This commit transitions the Actor from using the full Docling CLI package to the more lightweight docling-serve API. Key changes include:
- Redesign Dockerfile to use docling-serve as base image
- Update actor.sh to communicate with API instead of running CLI commands
- Improve content type handling for various output formats
- Update input schema to align with API parameters
- Reduce Docker image size from ~6GB to ~600MB
- Update documentation and changelog to reflect architectural changes
The image size reduction will make the Actor more cost-effective for users while maintaining all existing functionality including OCR capabilities.
Issue: No official docling-serve Docker image is currently available, which will be addressed in a future commit.
Signed-off-by: Václav Vančura <commit@vancura.dev>
- Add installation of `time` and `procps` packages for better resource monitoring.
- Set environment variables `PYTHONUNBUFFERED`, `MALLOC_ARENA_MAX`, and `EASYOCR_DOWNLOAD_CACHE` for improved performance.
- Create a cache directory for EasyOCR to optimize storage usage.
Signed-off-by: Václav Vančura <commit@vancura.dev>
- Add `ACTOR_PATH_IN_DOCKER_CONTEXT` argument to ignore the Apify-tooling related warning.
- Improve readability with consistent formatting and spacing in RUN commands.
- Enhance security by properly setting up appuser home directory and permissions.
- Streamline directory structure and ownership for runtime operations.
- Remove redundant `.apify` directory creation as it's handled by the CLI.
Signed-off-by: Václav Vančura <commit@vancura.dev>
Add and configure `/home/appuser/.apify` directory with proper permissions for the appuser in the Docker container. This ensures the Apify SDK has a writable home directory for storing its configuration and temporary files.
Signed-off-by: Václav Vančura <commit@vancura.dev>
Upgrade pip and npm to latest versions, pin docling to 2.15.1 and apify-cli to 2.7.1 for better stability and reproducibility.
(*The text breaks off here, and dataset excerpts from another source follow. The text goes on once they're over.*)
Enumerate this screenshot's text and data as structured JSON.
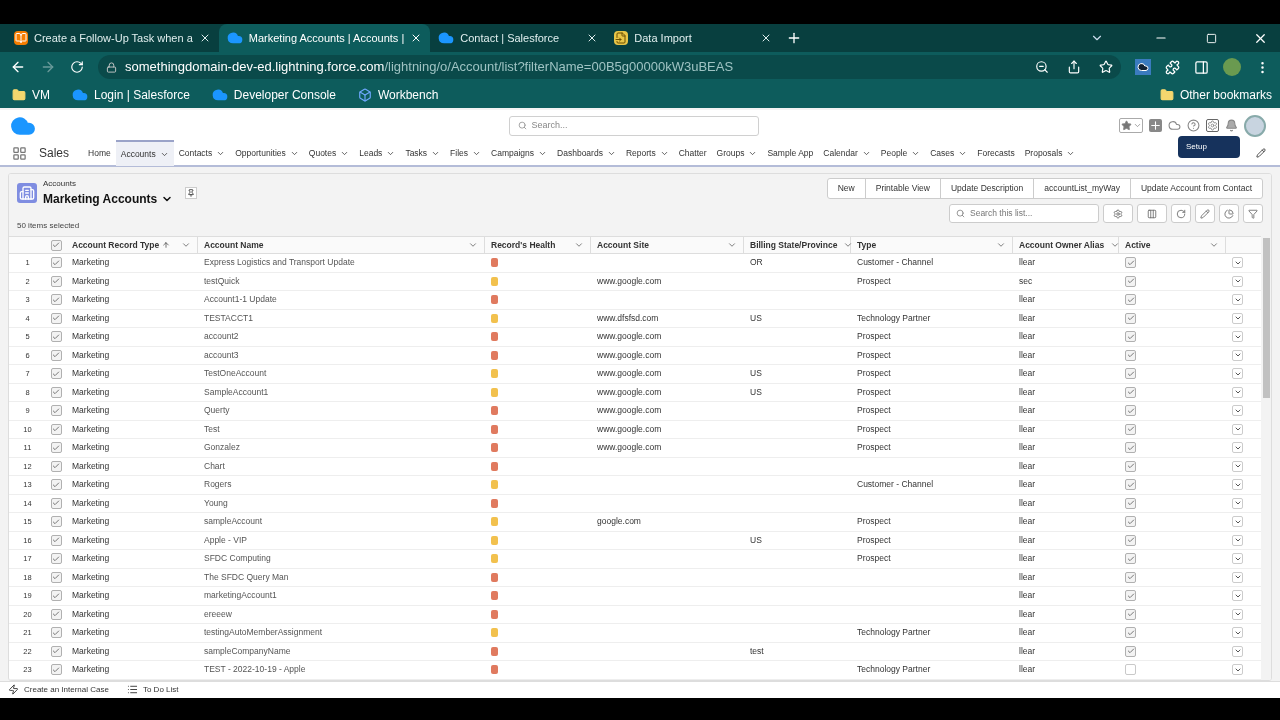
{
  "browser": {
    "tabs": [
      {
        "title": "Create a Follow-Up Task when a",
        "selected": false
      },
      {
        "title": "Marketing Accounts | Accounts |",
        "selected": true
      },
      {
        "title": "Contact | Salesforce",
        "selected": false
      },
      {
        "title": "Data Import",
        "selected": false
      }
    ],
    "url_host": "somethingdomain-dev-ed.lightning.force.com",
    "url_path": "/lightning/o/Account/list?filterName=00B5g00000kW3uBEAS",
    "bookmarks": [
      "VM",
      "Login | Salesforce",
      "Developer Console",
      "Workbench"
    ],
    "other_bookmarks": "Other bookmarks"
  },
  "app": {
    "search_placeholder": "Search...",
    "app_name": "Sales",
    "tooltip": "Setup",
    "nav": [
      {
        "label": "Home",
        "menu": false,
        "selected": false
      },
      {
        "label": "Accounts",
        "menu": true,
        "selected": true
      },
      {
        "label": "Contacts",
        "menu": true,
        "selected": false
      },
      {
        "label": "Opportunities",
        "menu": true,
        "selected": false
      },
      {
        "label": "Quotes",
        "menu": true,
        "selected": false
      },
      {
        "label": "Leads",
        "menu": true,
        "selected": false
      },
      {
        "label": "Tasks",
        "menu": true,
        "selected": false
      },
      {
        "label": "Files",
        "menu": true,
        "selected": false
      },
      {
        "label": "Campaigns",
        "menu": true,
        "selected": false
      },
      {
        "label": "Dashboards",
        "menu": true,
        "selected": false
      },
      {
        "label": "Reports",
        "menu": true,
        "selected": false
      },
      {
        "label": "Chatter",
        "menu": false,
        "selected": false
      },
      {
        "label": "Groups",
        "menu": true,
        "selected": false
      },
      {
        "label": "Sample App",
        "menu": false,
        "selected": false
      },
      {
        "label": "Calendar",
        "menu": true,
        "selected": false
      },
      {
        "label": "People",
        "menu": true,
        "selected": false
      },
      {
        "label": "Cases",
        "menu": true,
        "selected": false
      },
      {
        "label": "Forecasts",
        "menu": false,
        "selected": false
      },
      {
        "label": "Proposals",
        "menu": true,
        "selected": false
      }
    ]
  },
  "list": {
    "object": "Accounts",
    "title": "Marketing Accounts",
    "selected_count": "50 items selected",
    "all_checked": true,
    "actions": [
      "New",
      "Printable View",
      "Update Description",
      "accountList_myWay",
      "Update Account from Contact"
    ],
    "search_placeholder": "Search this list...",
    "columns": [
      {
        "label": "Account Record Type",
        "sorted": true
      },
      {
        "label": "Account Name",
        "sorted": false
      },
      {
        "label": "Record's Health",
        "sorted": false
      },
      {
        "label": "Account Site",
        "sorted": false
      },
      {
        "label": "Billing State/Province",
        "sorted": false
      },
      {
        "label": "Type",
        "sorted": false
      },
      {
        "label": "Account Owner Alias",
        "sorted": false
      },
      {
        "label": "Active",
        "sorted": false
      }
    ],
    "rows": [
      {
        "num": "1",
        "checked": true,
        "record_type": "Marketing",
        "name": "Express Logistics and Transport Update",
        "color": "#e07a5f",
        "site": "",
        "state": "OR",
        "type": "Customer - Channel",
        "owner": "llear",
        "active": true
      },
      {
        "num": "2",
        "checked": true,
        "record_type": "Marketing",
        "name": "testQuick",
        "color": "#f2c14e",
        "site": "www.google.com",
        "state": "",
        "type": "Prospect",
        "owner": "sec",
        "active": true
      },
      {
        "num": "3",
        "checked": true,
        "record_type": "Marketing",
        "name": "Account1-1 Update",
        "color": "#e07a5f",
        "site": "",
        "state": "",
        "type": "",
        "owner": "llear",
        "active": true
      },
      {
        "num": "4",
        "checked": true,
        "record_type": "Marketing",
        "name": "TESTACCT1",
        "color": "#f2c14e",
        "site": "www.dfsfsd.com",
        "state": "US",
        "type": "Technology Partner",
        "owner": "llear",
        "active": true
      },
      {
        "num": "5",
        "checked": true,
        "record_type": "Marketing",
        "name": "account2",
        "color": "#e07a5f",
        "site": "www.google.com",
        "state": "",
        "type": "Prospect",
        "owner": "llear",
        "active": true
      },
      {
        "num": "6",
        "checked": true,
        "record_type": "Marketing",
        "name": "account3",
        "color": "#e07a5f",
        "site": "www.google.com",
        "state": "",
        "type": "Prospect",
        "owner": "llear",
        "active": true
      },
      {
        "num": "7",
        "checked": true,
        "record_type": "Marketing",
        "name": "TestOneAccount",
        "color": "#f2c14e",
        "site": "www.google.com",
        "state": "US",
        "type": "Prospect",
        "owner": "llear",
        "active": true
      },
      {
        "num": "8",
        "checked": true,
        "record_type": "Marketing",
        "name": "SampleAccount1",
        "color": "#f2c14e",
        "site": "www.google.com",
        "state": "US",
        "type": "Prospect",
        "owner": "llear",
        "active": true
      },
      {
        "num": "9",
        "checked": true,
        "record_type": "Marketing",
        "name": "Querty",
        "color": "#e07a5f",
        "site": "www.google.com",
        "state": "",
        "type": "Prospect",
        "owner": "llear",
        "active": true
      },
      {
        "num": "10",
        "checked": true,
        "record_type": "Marketing",
        "name": "Test",
        "color": "#e07a5f",
        "site": "www.google.com",
        "state": "",
        "type": "Prospect",
        "owner": "llear",
        "active": true
      },
      {
        "num": "11",
        "checked": true,
        "record_type": "Marketing",
        "name": "Gonzalez",
        "color": "#e07a5f",
        "site": "www.google.com",
        "state": "",
        "type": "Prospect",
        "owner": "llear",
        "active": true
      },
      {
        "num": "12",
        "checked": true,
        "record_type": "Marketing",
        "name": "Chart",
        "color": "#e07a5f",
        "site": "",
        "state": "",
        "type": "",
        "owner": "llear",
        "active": true
      },
      {
        "num": "13",
        "checked": true,
        "record_type": "Marketing",
        "name": "Rogers",
        "color": "#f2c14e",
        "site": "",
        "state": "",
        "type": "Customer - Channel",
        "owner": "llear",
        "active": true
      },
      {
        "num": "14",
        "checked": true,
        "record_type": "Marketing",
        "name": "Young",
        "color": "#e07a5f",
        "site": "",
        "state": "",
        "type": "",
        "owner": "llear",
        "active": true
      },
      {
        "num": "15",
        "checked": true,
        "record_type": "Marketing",
        "name": "sampleAccount",
        "color": "#f2c14e",
        "site": "google.com",
        "state": "",
        "type": "Prospect",
        "owner": "llear",
        "active": true
      },
      {
        "num": "16",
        "checked": true,
        "record_type": "Marketing",
        "name": "Apple - VIP",
        "color": "#f2c14e",
        "site": "",
        "state": "US",
        "type": "Prospect",
        "owner": "llear",
        "active": true
      },
      {
        "num": "17",
        "checked": true,
        "record_type": "Marketing",
        "name": "SFDC Computing",
        "color": "#f2c14e",
        "site": "",
        "state": "",
        "type": "Prospect",
        "owner": "llear",
        "active": true
      },
      {
        "num": "18",
        "checked": true,
        "record_type": "Marketing",
        "name": "The SFDC Query Man",
        "color": "#e07a5f",
        "site": "",
        "state": "",
        "type": "",
        "owner": "llear",
        "active": true
      },
      {
        "num": "19",
        "checked": true,
        "record_type": "Marketing",
        "name": "marketingAccount1",
        "color": "#e07a5f",
        "site": "",
        "state": "",
        "type": "",
        "owner": "llear",
        "active": true
      },
      {
        "num": "20",
        "checked": true,
        "record_type": "Marketing",
        "name": "ereeew",
        "color": "#e07a5f",
        "site": "",
        "state": "",
        "type": "",
        "owner": "llear",
        "active": true
      },
      {
        "num": "21",
        "checked": true,
        "record_type": "Marketing",
        "name": "testingAutoMemberAssignment",
        "color": "#f2c14e",
        "site": "",
        "state": "",
        "type": "Technology Partner",
        "owner": "llear",
        "active": true
      },
      {
        "num": "22",
        "checked": true,
        "record_type": "Marketing",
        "name": "sampleCompanyName",
        "color": "#e07a5f",
        "site": "",
        "state": "test",
        "type": "",
        "owner": "llear",
        "active": true
      },
      {
        "num": "23",
        "checked": true,
        "record_type": "Marketing",
        "name": "TEST - 2022-10-19 - Apple",
        "color": "#e07a5f",
        "site": "",
        "state": "",
        "type": "Technology Partner",
        "owner": "llear",
        "active": false
      }
    ]
  },
  "utility_bar": [
    "Create an Internal Case",
    "To Do List"
  ]
}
This change helps prevent unexpected behavior from dependency updates and ensures consistent builds across environments.
Signed-off-by: Václav Vančura <commit@vancura.dev>
- Combine RUN commands to reduce image layers and overall size.
- Add non-root user `appuser` for improved security.
- Use `--no-install-recommends` flag to minimize installed packages.
- Install only necessary dependencies in a single RUN command.
- Maintain proper cleanup of package lists and caches.
Signed-off-by: Václav Vančura <commit@vancura.dev>
- Set proper ownership and permissions for runtime directory.
- Switch to non-root user for enhanced security.
- Use `--chown` flag in COPY commands to maintain correct file ownership.
- Ensure all files and directories are owned by `appuser`.
Signed-off-by: Václav Vančura <commit@vancura.dev>